I stumbled on the FizzBuzz discussion by accident and enjoyed reading all the way to the bottom. I’m at the other end of the employment train (leaving rather than joining). Programming is just a hobby interest for me and I was delighted to see I had got the FizzBuzz sort-of right quite quickly after failing miserably with a series of non-programming trick questions yesterday.
My experience is that the problem identified by Jeff applies in all fields. Most people can do, by rote, what they have been trained to do but have no idea how to do stuff when a broader perspective is required. At an interviewing course years ago the teacher was adamant about asking interviewees “what do you think of that [experience], looking back?”. In other words, trying to see if they learned anything, or if they could stand outside their experience and look at the big picture. He also said “hire a learner”. [Of course most interviewers haven’t a clue :)]
On thing that was not mentioned was the issue of debugging. Maybe the various posters take that skill as a given. In my experience the ability to diagnose problems efficiently is the most elusive of human skills. It is a skill that is required in many walks of life - auto-mechanic, physician as well as programmer. However the ability to debug seems to have a much higher importance in computer programming.
There are lots of clever ways to solve problems in programming. But the choice of solution depends on the context and the specification - neither of which can be adequately explained in a short question. The solutions that simply printed out the answers line by line work, provided there will never be a change in the requirement.
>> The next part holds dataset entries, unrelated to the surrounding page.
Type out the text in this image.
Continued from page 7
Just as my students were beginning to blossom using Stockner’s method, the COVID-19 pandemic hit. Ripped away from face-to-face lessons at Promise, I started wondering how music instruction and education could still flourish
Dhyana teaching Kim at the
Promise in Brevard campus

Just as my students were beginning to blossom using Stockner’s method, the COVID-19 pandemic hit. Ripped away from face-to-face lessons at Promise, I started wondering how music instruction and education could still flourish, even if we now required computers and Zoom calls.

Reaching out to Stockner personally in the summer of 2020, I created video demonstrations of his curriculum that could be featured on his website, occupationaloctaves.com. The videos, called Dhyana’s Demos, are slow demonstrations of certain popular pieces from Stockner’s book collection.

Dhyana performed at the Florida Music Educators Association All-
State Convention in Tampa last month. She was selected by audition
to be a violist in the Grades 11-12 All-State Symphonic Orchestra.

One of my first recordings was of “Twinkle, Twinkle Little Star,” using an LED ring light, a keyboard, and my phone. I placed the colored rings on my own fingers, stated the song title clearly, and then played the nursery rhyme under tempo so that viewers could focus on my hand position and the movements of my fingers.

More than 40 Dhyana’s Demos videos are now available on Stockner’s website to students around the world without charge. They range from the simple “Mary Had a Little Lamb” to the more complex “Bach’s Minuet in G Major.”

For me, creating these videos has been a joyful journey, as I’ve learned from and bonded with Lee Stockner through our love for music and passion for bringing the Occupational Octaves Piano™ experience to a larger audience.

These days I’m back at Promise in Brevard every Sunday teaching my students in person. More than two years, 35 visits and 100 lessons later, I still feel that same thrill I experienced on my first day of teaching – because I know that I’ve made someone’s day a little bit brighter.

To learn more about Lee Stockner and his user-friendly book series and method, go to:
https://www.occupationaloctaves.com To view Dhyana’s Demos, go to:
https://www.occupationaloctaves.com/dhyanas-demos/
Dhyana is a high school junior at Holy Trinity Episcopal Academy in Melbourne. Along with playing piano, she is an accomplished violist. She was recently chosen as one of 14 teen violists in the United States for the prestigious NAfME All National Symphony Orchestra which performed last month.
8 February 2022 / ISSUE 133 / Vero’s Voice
The need to swap to things seems to me to be an undesirable level of cleverness that would lead to problems - and some people identified that.
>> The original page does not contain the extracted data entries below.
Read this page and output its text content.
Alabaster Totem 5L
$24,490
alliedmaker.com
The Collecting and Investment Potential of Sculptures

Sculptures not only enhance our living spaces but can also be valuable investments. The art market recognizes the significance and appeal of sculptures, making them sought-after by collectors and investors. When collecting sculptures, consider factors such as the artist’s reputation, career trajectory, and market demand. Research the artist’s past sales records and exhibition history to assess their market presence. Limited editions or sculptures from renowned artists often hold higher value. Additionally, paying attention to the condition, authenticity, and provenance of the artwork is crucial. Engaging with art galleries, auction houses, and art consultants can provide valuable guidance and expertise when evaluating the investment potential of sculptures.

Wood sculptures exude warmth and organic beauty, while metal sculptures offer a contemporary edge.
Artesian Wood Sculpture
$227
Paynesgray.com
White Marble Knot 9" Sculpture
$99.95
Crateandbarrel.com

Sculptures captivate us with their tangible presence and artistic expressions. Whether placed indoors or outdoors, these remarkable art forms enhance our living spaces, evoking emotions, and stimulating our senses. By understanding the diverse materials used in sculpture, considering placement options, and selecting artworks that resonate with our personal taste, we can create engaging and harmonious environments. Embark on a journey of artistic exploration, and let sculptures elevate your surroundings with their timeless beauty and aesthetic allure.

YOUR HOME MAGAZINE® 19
If I was hiring someone to jump in and write code tomorrow it might be more effective to give them a page of code (ideally on laptop) and ask them to fix it - together with explaining their thought process as they were going about the task.
If I was hiring someone who could grow into the task I would be content with a generic answer to the fizzbuzz problem - for example “loop through the numbers and check whether each number is divisible by 3 or 5. Then print the answer depending on that test” That could lead to another question “how would you know if it was divisible by 3?”. What I would like to know is whether the person was capable of conceiving a solution to a problem - it is easy to look up the details once you have a suitable plan. Indeed, with Google, programming is probably the “science” in which it is easiest to look up the details.
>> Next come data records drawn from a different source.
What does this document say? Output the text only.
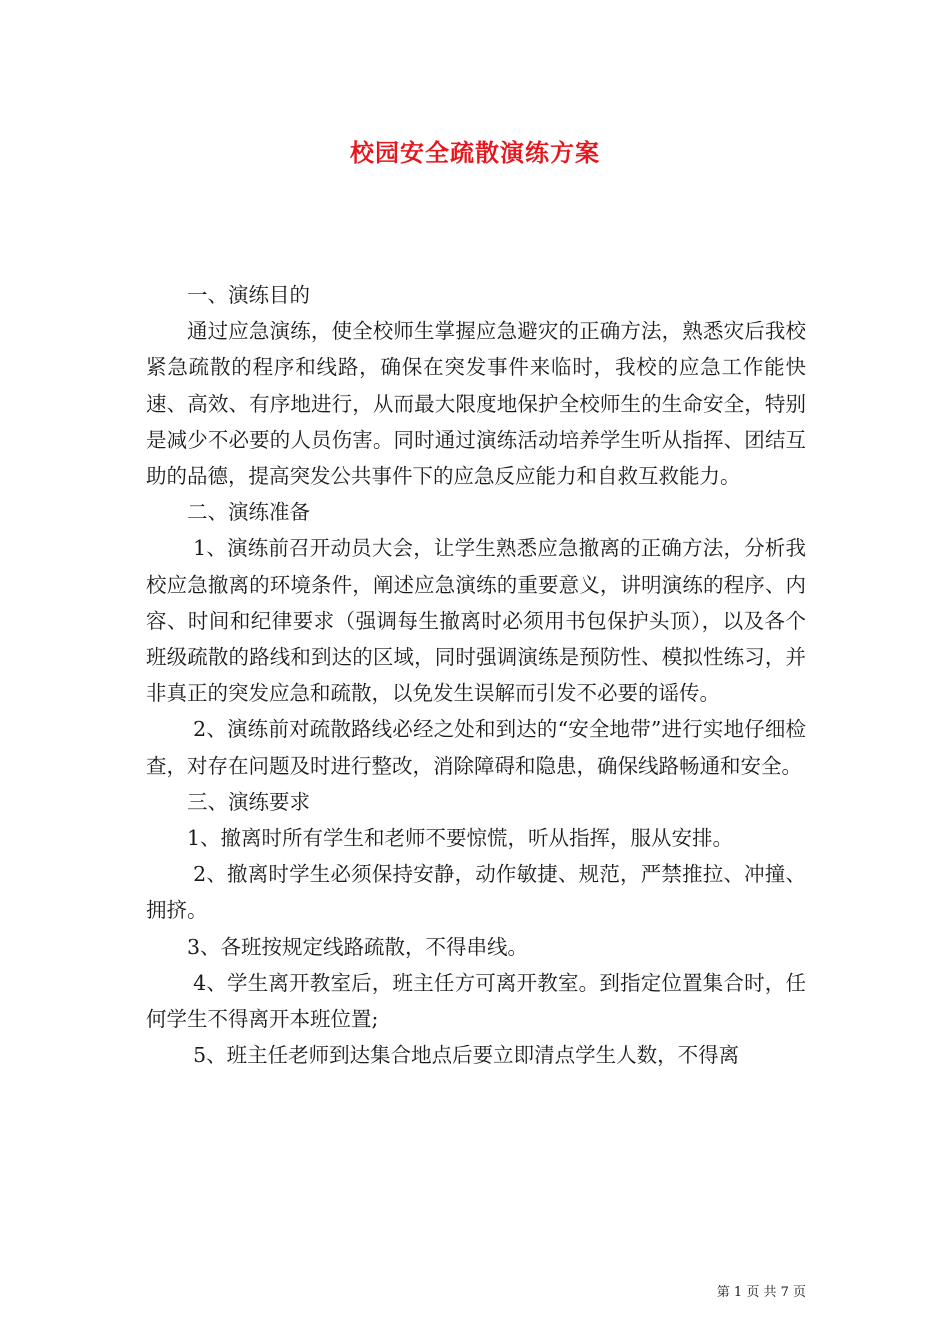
校园安全疏散演练方案

一、演练目的

通过应急演练，使全校师生掌握应急避灾的正确方法，熟悉灾后我校紧急疏散的程序和线路，确保在突发事件来临时，我校的应急工作能快速、高效、有序地进行，从而最大限度地保护全校师生的生命安全，特别是减少不必要的人员伤害。同时通过演练活动培养学生听从指挥、团结互助的品德，提高突发公共事件下的应急反应能力和自救互救能力。

二、演练准备

1、演练前召开动员大会，让学生熟悉应急撤离的正确方法，分析我校应急撤离的环境条件，阐述应急演练的重要意义，讲明演练的程序、内容、时间和纪律要求（强调每生撤离时必须用书包保护头顶），以及各个班级疏散的路线和到达的区域，同时强调演练是预防性、模拟性练习，并非真正的突发应急和疏散，以免发生误解而引发不必要的谣传。

2、演练前对疏散路线必经之处和到达的“安全地带”进行实地仔细检查，对存在问题及时进行整改，消除障碍和隐患，确保线路畅通和安全。

三、演练要求

1、撤离时所有学生和老师不要惊慌，听从指挥，服从安排。

2、撤离时学生必须保持安静，动作敏捷、规范，严禁推拉、冲撞、拥挤。

3、各班按规定线路疏散，不得串线。

4、学生离开教室后，班主任方可离开教室。到指定位置集合时，任何学生不得离开本班位置;

5、班主任老师到达集合地点后要立即清点学生人数，不得离

第 1 页 共 7 页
Another characteristic that is sadly lacking among computer geeks is the ability (or willingness ???) to understand the non-computer client’s needs, or to express back to the client his/her need in ways that enable the non-computer person to express the requirement better. I had a sharp experience of this recently where I was never once asked “what are you trying to achieve - maybe there is another solution?”. Personally I regularly find myself saying to someone “I don’t think I understand your question” - and I find it is better to let them struggle to explain themselves rather than to prompt them in what may be the wrong direction. If I was hiring someone who would interface with clients I would be looking for this skill as well as the ability to program. Getting the specification right solves 80% of the problem.
Finally, an interesting aspect of all the responses was the various languages that people use. I think it is 100% safe to say that they are all less comprehensible to the reader than the initial VBscript example. By comprehensible I mean how quickly could you figure out what the program snippet does after you have forgotten how you did it, or could you figure out what someone else wrote.